As of recently, recast.print knows about decorators and bind syntax, which means you can create new Decorator AST nodes, or modify existing ones, and recast.print will be able to generate new code when necessary. (Often, recast.print just copies code from the original source, without understanding its syntax, but it's always good for the pretty printer to know about all the AST types you might use, just in case they have to be reprinted.)

In general, I am totally happy to add experimental syntax to the pretty printer, even when it conflicts with existing syntax. For example, the ImportSpecifier case handles two completely different kinds of nodes, with different fields, and that's fine with me!

The ast-types library (which powers recast.visit), also recently learned about Decorator and BindExpression nodes, so you should now be able to do something like

// Note: recast.visit is the same as require("ast-types").visit.
recast.visit(ast, {
  visitDecorator: function(path) {
    var node = path.node;
    // ...
    this.traverse(path);
  }
});

So in this case, there might not be too much work for you to do (sorry? haha), though I would be very happy to hear about any problems you encounter, since these features are still pretty new/untested.

I originally wrote that reply thinking it was a recast issue rather than an ast-types issue, so please pardon the weird wording about ast-types, as if it was something you might not know about, when clearly you do know about it already!

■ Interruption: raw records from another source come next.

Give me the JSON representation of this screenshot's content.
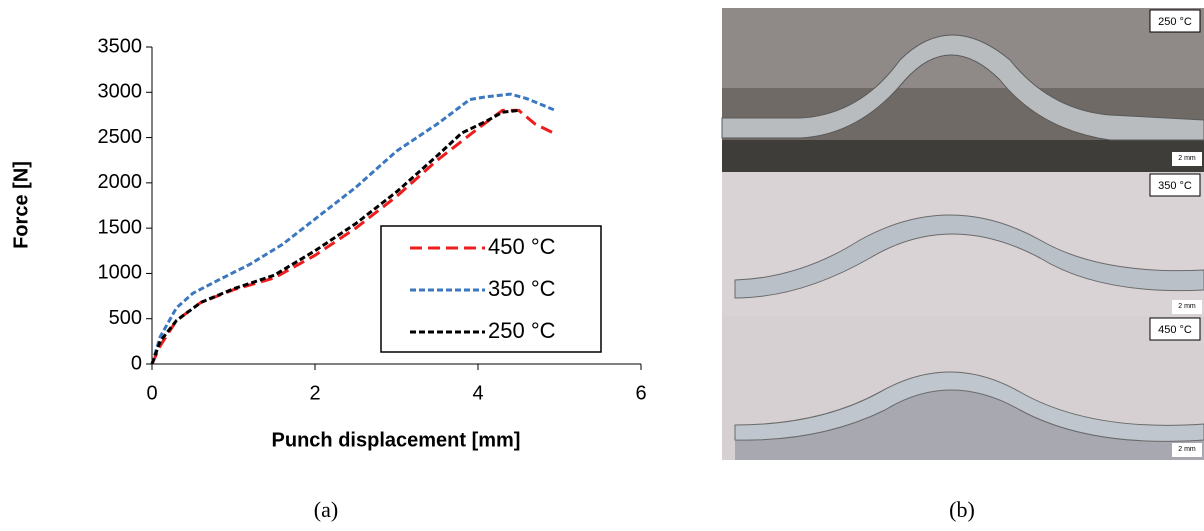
{
  "chart_data": {
    "type": "line",
    "xlabel": "Punch displacement [mm]",
    "ylabel": "Force [N]",
    "xlim": [
      0,
      6
    ],
    "xticks": [
      0,
      2,
      4,
      6
    ],
    "ylim": [
      0,
      3500
    ],
    "yticks": [
      0,
      500,
      1000,
      1500,
      2000,
      2500,
      3000,
      3500
    ],
    "series": [
      {
        "name": "450 °C",
        "color": "#ee1c1c",
        "x": [
          0,
          0.1,
          0.3,
          0.6,
          1,
          1.5,
          2,
          2.5,
          3,
          3.5,
          4,
          4.3,
          4.5,
          4.7,
          4.95
        ],
        "values": [
          0,
          200,
          480,
          680,
          820,
          950,
          1200,
          1500,
          1850,
          2250,
          2600,
          2800,
          2800,
          2650,
          2540
        ]
      },
      {
        "name": "350 °C",
        "color": "#3b78c0",
        "x": [
          0,
          0.1,
          0.3,
          0.5,
          0.8,
          1.2,
          1.6,
          2,
          2.5,
          3,
          3.5,
          3.9,
          4.1,
          4.4,
          4.6,
          4.95
        ],
        "values": [
          0,
          300,
          620,
          780,
          920,
          1100,
          1320,
          1600,
          1950,
          2350,
          2650,
          2920,
          2950,
          2980,
          2930,
          2800
        ]
      },
      {
        "name": "250 °C",
        "color": "#000000",
        "x": [
          0,
          0.1,
          0.3,
          0.6,
          1,
          1.5,
          2,
          2.5,
          3,
          3.5,
          3.8,
          4.1,
          4.3,
          4.5
        ],
        "values": [
          0,
          250,
          480,
          680,
          830,
          980,
          1250,
          1550,
          1900,
          2300,
          2550,
          2680,
          2780,
          2800
        ]
      }
    ]
  },
  "images": {
    "labels": [
      "250 °C",
      "350 °C",
      "450 °C"
    ],
    "scale_bars": [
      "2 mm",
      "2 mm",
      "2 mm"
    ]
  },
  "captions": [
    "(a)",
    "(b)"
  ]
}
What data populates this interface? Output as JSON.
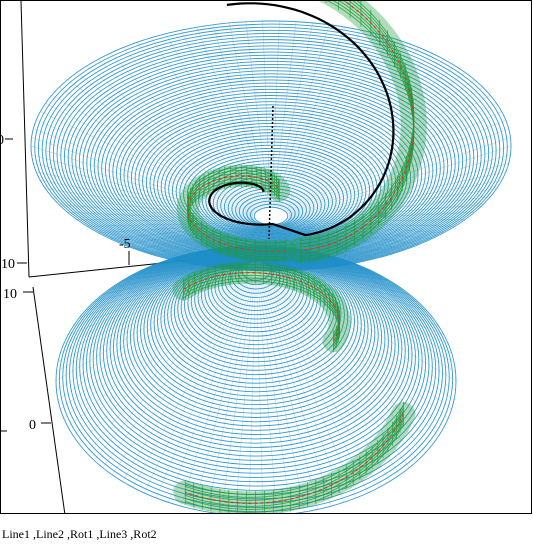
{
  "caption": "Line1 ,Line2 ,Rot1 ,Line3 ,Rot2",
  "colors": {
    "surface": "#1f8ec9",
    "tube": "#1f9a3a",
    "core_line": "#d23a28",
    "spine": "#000000",
    "axes": "#000000",
    "background": "#ffffff"
  },
  "chart_data": {
    "type": "3d-surface",
    "title": "",
    "series_labels": [
      "Line1",
      "Line2",
      "Rot1",
      "Line3",
      "Rot2"
    ],
    "axis_tick_labels": {
      "left_upper_partial": "0",
      "left_mid": "10",
      "left_lower_top": "10",
      "left_lower": "0",
      "inner_axis": "-5"
    },
    "grid": false,
    "legend": "none"
  }
}
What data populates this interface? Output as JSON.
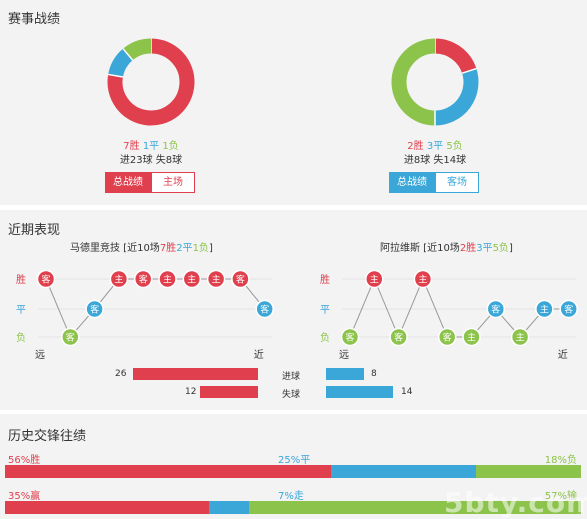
{
  "colors": {
    "win": "#e0404e",
    "draw": "#3aa7d8",
    "loss": "#8cc34a",
    "section_bg": "#f3f3f4"
  },
  "record": {
    "title": "赛事战绩",
    "home": {
      "win_text": "7胜",
      "draw_text": "1平",
      "loss_text": "1负",
      "goals_text": "进23球  失8球",
      "donut": {
        "win": 7,
        "draw": 1,
        "loss": 1
      },
      "buttons": {
        "active": "总战绩",
        "other": "主场"
      },
      "active_color": "#e0404e"
    },
    "away": {
      "win_text": "2胜",
      "draw_text": "3平",
      "loss_text": "5负",
      "goals_text": "进8球  失14球",
      "donut": {
        "win": 2,
        "draw": 3,
        "loss": 5
      },
      "buttons": {
        "active": "总战绩",
        "other": "客场"
      },
      "active_color": "#3aa7d8"
    }
  },
  "recent": {
    "title": "近期表现",
    "axis_labels": {
      "win": "胜",
      "draw": "平",
      "loss": "负",
      "far": "远",
      "near": "近"
    },
    "home": {
      "title_prefix": "马德里竞技 [近10场",
      "wins": "7胜",
      "draws": "2平",
      "losses": "1负",
      "title_suffix": "]",
      "matches": [
        {
          "result": "W",
          "venue": "客"
        },
        {
          "result": "L",
          "venue": "客"
        },
        {
          "result": "D",
          "venue": "客"
        },
        {
          "result": "W",
          "venue": "主"
        },
        {
          "result": "W",
          "venue": "客"
        },
        {
          "result": "W",
          "venue": "主"
        },
        {
          "result": "W",
          "venue": "主"
        },
        {
          "result": "W",
          "venue": "主"
        },
        {
          "result": "W",
          "venue": "客"
        },
        {
          "result": "D",
          "venue": "客"
        }
      ]
    },
    "away": {
      "title_prefix": "阿拉维斯 [近10场",
      "wins": "2胜",
      "draws": "3平",
      "losses": "5负",
      "title_suffix": "]",
      "matches": [
        {
          "result": "L",
          "venue": "客"
        },
        {
          "result": "W",
          "venue": "主"
        },
        {
          "result": "L",
          "venue": "客"
        },
        {
          "result": "W",
          "venue": "主"
        },
        {
          "result": "L",
          "venue": "客"
        },
        {
          "result": "L",
          "venue": "主"
        },
        {
          "result": "D",
          "venue": "客"
        },
        {
          "result": "L",
          "venue": "主"
        },
        {
          "result": "D",
          "venue": "主"
        },
        {
          "result": "D",
          "venue": "客"
        }
      ]
    },
    "goals": {
      "scored_label": "进球",
      "conceded_label": "失球",
      "home_scored": 26,
      "home_conceded": 12,
      "away_scored": 8,
      "away_conceded": 14
    }
  },
  "history": {
    "title": "历史交锋往绩",
    "row1": {
      "left_label": "56%胜",
      "mid_label": "25%平",
      "right_label": "18%负",
      "left": 56,
      "mid": 25,
      "right": 18
    },
    "row2": {
      "left_label": "35%赢",
      "mid_label": "7%走",
      "right_label": "57%输",
      "left": 35,
      "mid": 7,
      "right": 57
    }
  },
  "watermark": "5bty.com"
}
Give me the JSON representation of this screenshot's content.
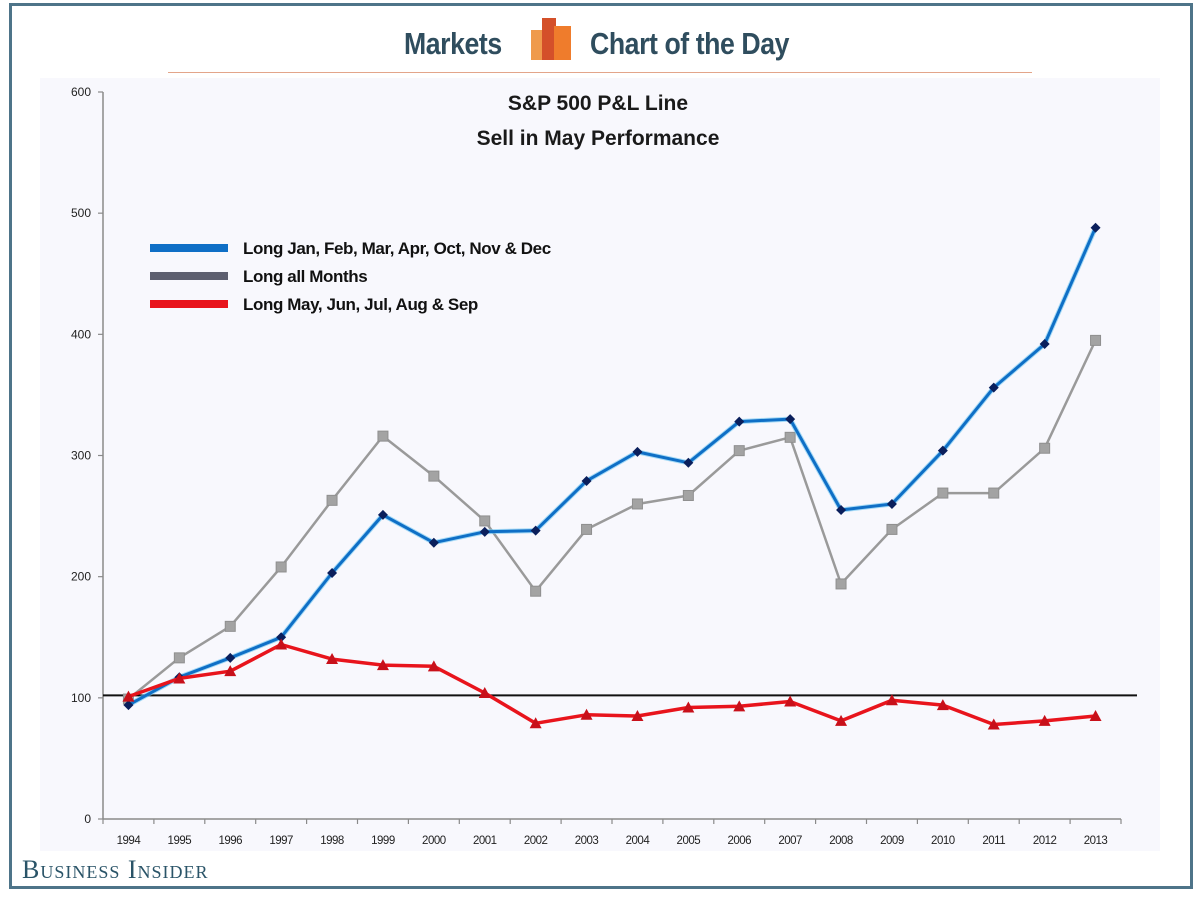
{
  "header": {
    "left_text": "Markets",
    "right_text": "Chart of the Day",
    "logo_icon": "bar-chart-logo-icon"
  },
  "footer": {
    "brand": "Business Insider"
  },
  "colors": {
    "frame": "#4e7489",
    "header_text": "#2f4d5e",
    "blue_series": "#0f6fc6",
    "gray_series": "#9a9a9a",
    "red_series": "#e8141c",
    "reference_line": "#111111"
  },
  "chart_data": {
    "type": "line",
    "title": "S&P 500 P&L Line",
    "subtitle": "Sell in May Performance",
    "xlabel": "",
    "ylabel": "",
    "ylim": [
      0,
      600
    ],
    "yticks": [
      0,
      100,
      200,
      300,
      400,
      500,
      600
    ],
    "ytick_labels": [
      "0",
      "100",
      "200",
      "300",
      "400",
      "500",
      "600"
    ],
    "grid": false,
    "legend_position": "top-left",
    "reference_line": 102,
    "categories": [
      "1994",
      "1995",
      "1996",
      "1997",
      "1998",
      "1999",
      "2000",
      "2001",
      "2002",
      "2003",
      "2004",
      "2005",
      "2006",
      "2007",
      "2008",
      "2009",
      "2010",
      "2011",
      "2012",
      "2013"
    ],
    "series": [
      {
        "name": "Long Jan, Feb, Mar, Apr, Oct, Nov & Dec",
        "color": "#0f6fc6",
        "marker": "diamond",
        "values": [
          94,
          117,
          133,
          150,
          203,
          251,
          228,
          237,
          238,
          279,
          303,
          294,
          328,
          330,
          255,
          260,
          304,
          356,
          392,
          488
        ]
      },
      {
        "name": "Long all Months",
        "color": "#9a9a9a",
        "legend_color": "#5d5f6f",
        "marker": "square",
        "values": [
          99,
          133,
          159,
          208,
          263,
          316,
          283,
          246,
          188,
          239,
          260,
          267,
          304,
          315,
          194,
          239,
          269,
          269,
          306,
          395
        ]
      },
      {
        "name": "Long May, Jun, Jul, Aug & Sep",
        "color": "#e8141c",
        "marker": "triangle",
        "values": [
          101,
          116,
          122,
          144,
          132,
          127,
          126,
          104,
          79,
          86,
          85,
          92,
          93,
          97,
          81,
          98,
          94,
          78,
          81,
          85
        ]
      }
    ]
  }
}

Oh, ok, thanks a lot! I thought that ast-type didn't support decorators, since I couldn't find the definition in the es7.js file. using the babel-core parser in recast actually works for me, I don't think I need to do anything specific right now, since I just wanted to work in a file having using this syntax. I'll close this issue, however, if you don't mind, I'll make a pull request to update the readme of recast, to explain the possibility to use others parser, this will avoid you questions like mine :)

Any estimation about when do you plan to publish the last versions of recast and ast-types to NPM? Because I was trying to figure why it didn't work for me, it's just because the version I had (from npm) didn't work, getting the sources from github worked fine :)

Though I just published a small update (0.8.2), I wonder if you're still depending on ~0.7? The 0.7 to 0.8 minor version bump was pretty recent, in case you missed it.

When did you publish the update? Because I was conviced it was still on ~0.7 (as displayed both by npm view and the npm page) a few hours ago. I'll test that tomorrow anyway :) And if you did indeed update that today, thanks a lot!